Il faut en finir avec l’idée absolument fausse que la croissance et la baisse du temps de travail créent des emplois. Nous savons que la croissance est générée par une recherche constante de productivité qui n’investit pas dans les ressources humaines. L’important aujourd’hui est de refuser l’exclusion. Or, il serait tout à fait possible de décider d’une allocation universelle car les sociétés actuelles accumulent beaucoup de richesses. Mais les vieilles conceptions quant à la création d’emploi, telles que favorisez la croissance et vous créerez des emplois ou diminuez le temps de travail et vous allez créer des emplois, bloquent les décisions.

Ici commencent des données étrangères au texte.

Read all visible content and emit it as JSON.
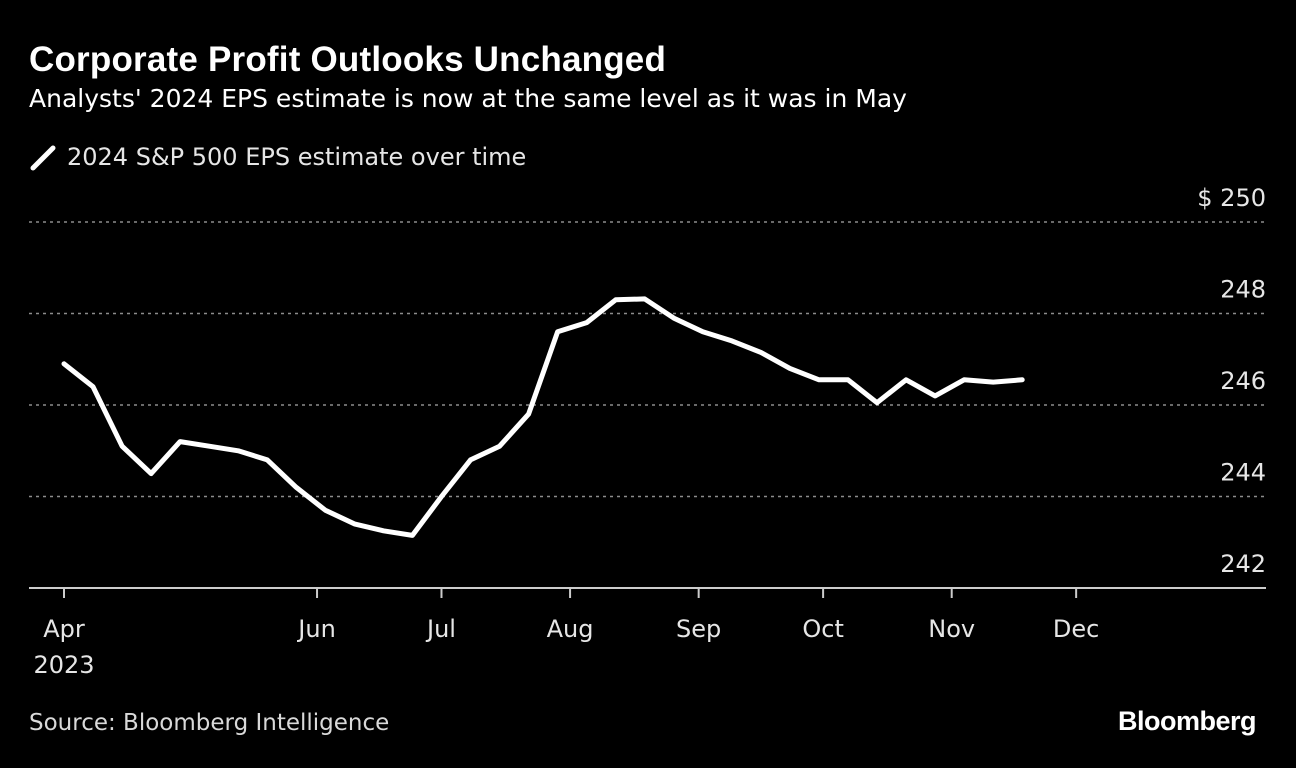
{
  "title": "Corporate Profit Outlooks Unchanged",
  "subtitle": "Analysts' 2024 EPS estimate is now at the same level as it was in May",
  "source": "Source: Bloomberg Intelligence",
  "brand": "Bloomberg",
  "colors": {
    "background": "#000000",
    "line": "#ffffff",
    "grid": "#8c8c8c",
    "text": "#e6e6e6"
  },
  "chart_data": {
    "type": "line",
    "title": "Corporate Profit Outlooks Unchanged",
    "legend": "2024 S&P 500 EPS estimate over time",
    "legend_position": "top-left",
    "xlabel": "",
    "ylabel": "",
    "ylim": [
      242,
      250
    ],
    "y_ticks": [
      {
        "value": 250,
        "label": "$ 250"
      },
      {
        "value": 248,
        "label": "248"
      },
      {
        "value": 246,
        "label": "246"
      },
      {
        "value": 244,
        "label": "244"
      },
      {
        "value": 242,
        "label": "242"
      }
    ],
    "x_range_days": [
      0,
      270
    ],
    "x_ticks": [
      {
        "day": 0,
        "label": "Apr",
        "sublabel": "2023"
      },
      {
        "day": 61,
        "label": "Jun"
      },
      {
        "day": 91,
        "label": "Jul"
      },
      {
        "day": 122,
        "label": "Aug"
      },
      {
        "day": 153,
        "label": "Sep"
      },
      {
        "day": 183,
        "label": "Oct"
      },
      {
        "day": 214,
        "label": "Nov"
      },
      {
        "day": 244,
        "label": "Dec"
      }
    ],
    "grid": true,
    "series": [
      {
        "name": "2024 S&P 500 EPS estimate over time",
        "points": [
          {
            "day": 0,
            "value": 246.9
          },
          {
            "day": 7,
            "value": 246.4
          },
          {
            "day": 14,
            "value": 245.1
          },
          {
            "day": 21,
            "value": 244.5
          },
          {
            "day": 28,
            "value": 245.2
          },
          {
            "day": 35,
            "value": 245.1
          },
          {
            "day": 42,
            "value": 245.0
          },
          {
            "day": 49,
            "value": 244.8
          },
          {
            "day": 56,
            "value": 244.2
          },
          {
            "day": 63,
            "value": 243.7
          },
          {
            "day": 70,
            "value": 243.4
          },
          {
            "day": 77,
            "value": 243.25
          },
          {
            "day": 84,
            "value": 243.15
          },
          {
            "day": 91,
            "value": 244.0
          },
          {
            "day": 98,
            "value": 244.8
          },
          {
            "day": 105,
            "value": 245.1
          },
          {
            "day": 112,
            "value": 245.8
          },
          {
            "day": 119,
            "value": 247.6
          },
          {
            "day": 126,
            "value": 247.8
          },
          {
            "day": 133,
            "value": 248.3
          },
          {
            "day": 140,
            "value": 248.32
          },
          {
            "day": 147,
            "value": 247.9
          },
          {
            "day": 154,
            "value": 247.6
          },
          {
            "day": 161,
            "value": 247.4
          },
          {
            "day": 168,
            "value": 247.15
          },
          {
            "day": 175,
            "value": 246.8
          },
          {
            "day": 182,
            "value": 246.55
          },
          {
            "day": 189,
            "value": 246.55
          },
          {
            "day": 196,
            "value": 246.05
          },
          {
            "day": 203,
            "value": 246.55
          },
          {
            "day": 210,
            "value": 246.2
          },
          {
            "day": 217,
            "value": 246.55
          },
          {
            "day": 224,
            "value": 246.5
          },
          {
            "day": 231,
            "value": 246.55
          }
        ]
      }
    ]
  }
}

Par ailleurs, les gouvernements se trouvent dans une situation difficile. S’ils veulent taxer les entreprises pour redistribuer, ils sont considérés comme portant atteinte à la richesse même de la nation parce que ce faisant ils brisent la compétitivité des producteurs dans un environnement devenu ultra concurrentiel. On se heurte ici à l’idéologie du libéralisme économique intégral. La situation sera la même pour l’allocation universelle : ceux qui sont dans le système de production considéreront que ce sont eux qui créent les richesses et refuseront qu’on les ponctionne. Il s’agit donc de revoir les logiques économiques actuelles, les logiques de ceux qui détiennent le pouvoir et qui croient être les seuls producteurs de richesse.

Question

L’automatisation crée du chômage. N’est-il pas possible d’arrêter ce mouvement et de revenir à un travail plus manuel  ou de trouver un équilibre entre différentes formes de travail ?

Guy Roustang

Il existe encore des domaines qui consomment peu de nouvelles technologies. On pourrait aussi choisir d’investir moins dans les TIC pour préserver une certaine qualité de vie. Par exemple, on pourrait maintenir les 700 000 exploitations agricoles qui existent aujourd’hui pour éviter la désertification du territoire. L’important est de replacer le débat de l’influence des TIC non pas seulement sur la productivité économique mais sur l’ensemble de la société, c’est-à-dire de s’interroger également sur les conséquences que cela a sur la qualité de la vie sociale.

Claude Javeau

Le débat ne doit pas être si manichéen. Il ne s’articule pas entre l’idée d’un progrès entièrement négatif et la nécessité de retourner à ce qui serait considéré comme un âge d’or. La question est celle de trouver un point d’équilibre et de concilier deux types de travail. Regardez le discours qui accompagna l’apparition et le développement de la télévision. C’était soi-disant la mort annoncée du cinéma et de la radio. Or, il n’en est rien. Chacun deux a trouvé sa place parce qu’ils impliquent des modes de consommation différents. Ils ont chacun leur logique. L’éducation a un rôle à jouer ici qui est justement d’apprendre à trouver cet équilibre entre l’usage des TIC qui demeure indispensable et celui qu’il faut conserver des autres outils parce que chacun présente un intérêt spécifique.

Question

Quels conseils donneriez-vous au travailleur du XXIème siècle pour combiner le travail-emploi et le travail-activité et comment se préparer au prochain millénaire ?

Guy Roustang

Nous allons devoir développer ce que l’on appelle la qualification sociale : des qualités d’écoute et d’échange, la capacité à travailler en groupe. En s’engageant dans des activités associatives ou civiques qui stimulent ce genre de comportements, nous nous préparerons aux nouveaux emplois. Nous nous donnerons aussi les moyens de combattre notre individualisme dans la perspective d’une nouvelle société.

Claude Javeau 

A l’aube du XXIème siècle, l’important pour un jeune est bien sûr la formation mais aussi et de plus en plus la culture générale. Il s’agit alors de réapprendre à prendre le temps d’apprendre et de sortir des réflexes de satisfaction immédiate. Il faut aussi éviter l’idée post-moderne de la fin de l’éthique, de l’ère du vide. La construction de soi reste primordiale à travers la culture, les voyages, la lecture, les rencontres. De plus, la culture générale sera de plus en plus nécessaire du fait des exigences croissantes de mobilité et de polyvalence. Elle n’est donc pas dénuée de tout utilitarisme.